An alternative source of energy within the NS2M is the accretion power of a disk that forms around the black hole [28, 69, 227]. Various numerical simulations of neutron star mergers [276, 289, 290, 291] find that a ~ 0.1 M forms around the central black hole. Accretion of this disk on the central black hole may take a few dozen seconds . It may produce the wind needed to produce internal shocks that could produce, in turn a GRB.
How can one prove or disprove this, or any other, GRB model? Theoretical studies concerning specific details of the model can, of course, make it more or less appealing. But in view of the fact that the observed radiation emerges from a distant region which is very far from the inner "engine" I doubt if this will ever be sufficient. It seems that the only way to confirm any GRB model will be via detecting in time-coincidence another astronomical phenomenon, whose source could be identified with certainty. Unfortunately while the recent afterglow observations take us closer to this target they do not tell us what are the sources of GRBs. We still have to search for additional signals.

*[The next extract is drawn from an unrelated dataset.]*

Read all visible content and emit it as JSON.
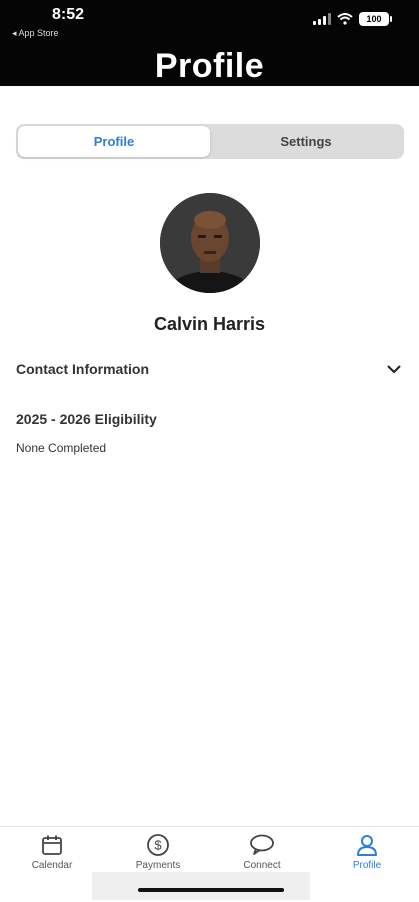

NS2Ms have two accompanying signals, a neutrino signal and a gravitational radiation signal. Both signals are extremely difficult to detect. The neutrino signal could be emitted by some of the other sources that are based on a core collapse. Furthermore, with present technology detection of neutrino signals from a cosmological distance is impossible. On the other hand the gravitational radiation signal has a unique characteristic form. This provides a clear prediction of coincidence that could be proved or falsified sometime in the not too distant future when suitable gravitational radiation detectors will become operational.